Blog
David Guetta/Akon
8th October 2010
Discussion time. Back in May (May 28) I blogged this from Laurie Taylor’s Thinking Allowed:
“From Curtis Mayfield to 50 Cent, from Nina Simone to JayZ, black music has declined in its quality and lost its moral stance. That’s the contention of the cultural critic Paul Gilroy”.
With that view in mind, please feel free to check out the lyrics of David Guetta and Akon’s latest song - below. I recently had the temerity to suggest to someone that these were extremely sexist lyrics. They roundly rejected my claim. What do you think? And of course, a question is begged - what is sexism? And another - what effect, if any, do media have upon us?
Lyrics from “Sexy Bitch”
She’s nothing like a girl you’ve ever seen before!
Nothing you can compare to your neighborhood whore!
I’m tryinna find the words to describe this girl without being disrespectful!!!
The way, that booty movin’ - I can’t take no more
Have to stop what I’m doin’, so I can pull up her close
I’m tryinna find the words to describe this girl without being disrespectful
Damn Girl!!!
Damn, you’s a sexy bitch, sexy bitch!
Damn, you’s a sexy bitch!
For what it’s worth - my interpretation. The title itself is sexist - use of the derogatory term ‘bitch’. The third line - strange - why is it hard to describe a girl without being disrespectful?

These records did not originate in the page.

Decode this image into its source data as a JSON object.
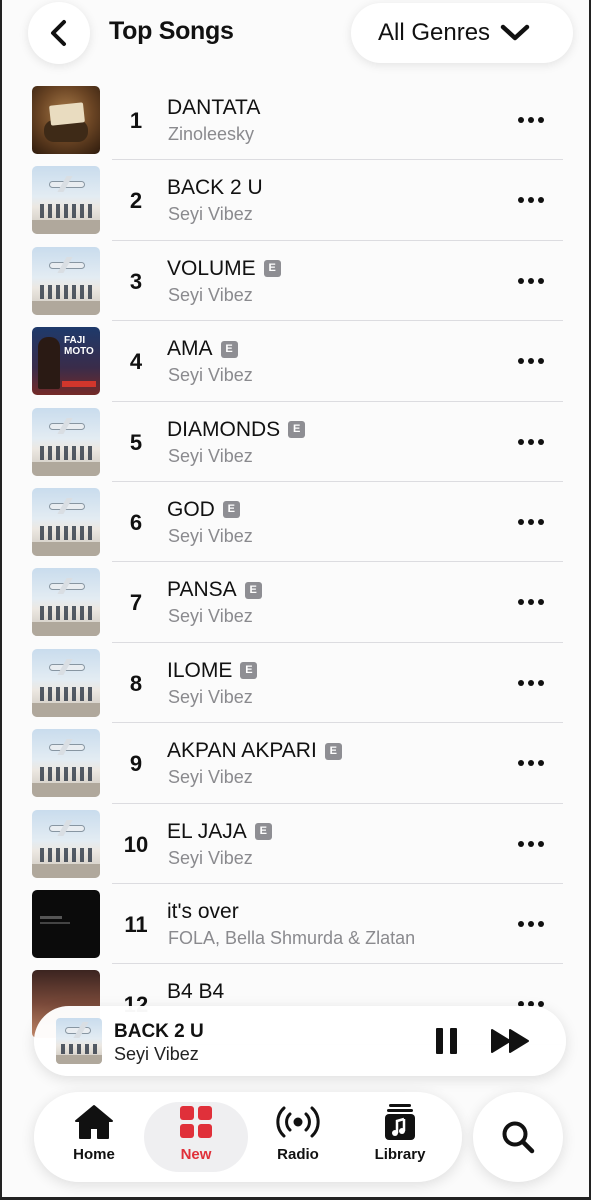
{
  "header": {
    "title": "Top Songs",
    "genre_label": "All Genres",
    "back_icon": "chevron-left-icon",
    "genre_icon": "chevron-down-icon"
  },
  "explicit_badge": "E",
  "songs": [
    {
      "rank": "1",
      "title": "DANTATA",
      "artist": "Zinoleesky",
      "explicit": false,
      "art": "dantata"
    },
    {
      "rank": "2",
      "title": "BACK 2 U",
      "artist": "Seyi Vibez",
      "explicit": false,
      "art": "sky"
    },
    {
      "rank": "3",
      "title": "VOLUME",
      "artist": "Seyi Vibez",
      "explicit": true,
      "art": "sky"
    },
    {
      "rank": "4",
      "title": "AMA",
      "artist": "Seyi Vibez",
      "explicit": true,
      "art": "ama"
    },
    {
      "rank": "5",
      "title": "DIAMONDS",
      "artist": "Seyi Vibez",
      "explicit": true,
      "art": "sky"
    },
    {
      "rank": "6",
      "title": "GOD",
      "artist": "Seyi Vibez",
      "explicit": true,
      "art": "sky"
    },
    {
      "rank": "7",
      "title": "PANSA",
      "artist": "Seyi Vibez",
      "explicit": true,
      "art": "sky"
    },
    {
      "rank": "8",
      "title": "ILOME",
      "artist": "Seyi Vibez",
      "explicit": true,
      "art": "sky"
    },
    {
      "rank": "9",
      "title": "AKPAN AKPARI",
      "artist": "Seyi Vibez",
      "explicit": true,
      "art": "sky"
    },
    {
      "rank": "10",
      "title": "EL JAJA",
      "artist": "Seyi Vibez",
      "explicit": true,
      "art": "sky"
    },
    {
      "rank": "11",
      "title": "it's over",
      "artist": "FOLA, Bella Shmurda & Zlatan",
      "explicit": false,
      "art": "dark"
    },
    {
      "rank": "12",
      "title": "B4 B4",
      "artist": "",
      "explicit": false,
      "art": "b4"
    }
  ],
  "ama_art_text": "FAJI\nMOTO",
  "now_playing": {
    "title": "BACK 2 U",
    "artist": "Seyi Vibez"
  },
  "tabs": [
    {
      "label": "Home",
      "icon": "house-icon",
      "active": false
    },
    {
      "label": "New",
      "icon": "grid-icon",
      "active": true
    },
    {
      "label": "Radio",
      "icon": "broadcast-icon",
      "active": false
    },
    {
      "label": "Library",
      "icon": "music-note-library-icon",
      "active": false
    }
  ],
  "colors": {
    "accent": "#e0303a",
    "secondary_text": "#8a8a8e",
    "explicit_badge": "#8e8e93"
  }
}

One suggestion given to me was that this would involve comparison with other girls, thus putting them down, and that would be disrespectful. I find this hard to believe - there’s no mention of other girls - except the ‘neighborhood whore’ in the previous line, and since she’s already been labelled a whore, it seems hard to envisage how Mr Guetta or Mr Akon could be any more disrespectful. Unless of course it is simply an empirical observation. That last sentence is a joke of course if you remember either Kuhn or Popper. So my feeling is that he (the singer/songwriter) means he can’t describe the girl without being disrespectful because he would have to describe her with reference to her sexuality and her physique. He hints - I think - that he wants to describe her physical attributes, but recognises that this might be considered ‘inappropriate’ in some way; too presumptuous perhaps. Yet that is contradictory because that is what he does in the very next line, and throughout the song. My conclusion is that the singers/writers hold contradictory views about women, men and sexuality. These contradictions enable them to simultaneously claim to ‘like women’, even to put them on a pedestal, to celebrate femininity, whilst at the same time seeing women as existing purely as sexual objects whose primary purpose is to satisfy men’s sexual impulses. I would agree wholeheartedly with Paul Gilroy -never mind the reggae of the 70s - contemporary black music - or at least some of it - is a long, long way from the sensitivity and humanity of 60s Motown, of singers like Aretha Franklin, Stevie Wonder and so the list could go on and on. But is this to adopt a puritanical, Mary Whitehouse view of some types of pop music? Not at all. If you want to know about good ways of representing sex in pop music there are any number of singers, bands, whatever, to listen to, but who do it in a good way. Rolling Stones, Lou Reed, Van Morrison, The La’s, even Ian Dury, and more recently Gnarls Barklay and Cee Lo Green. And many others.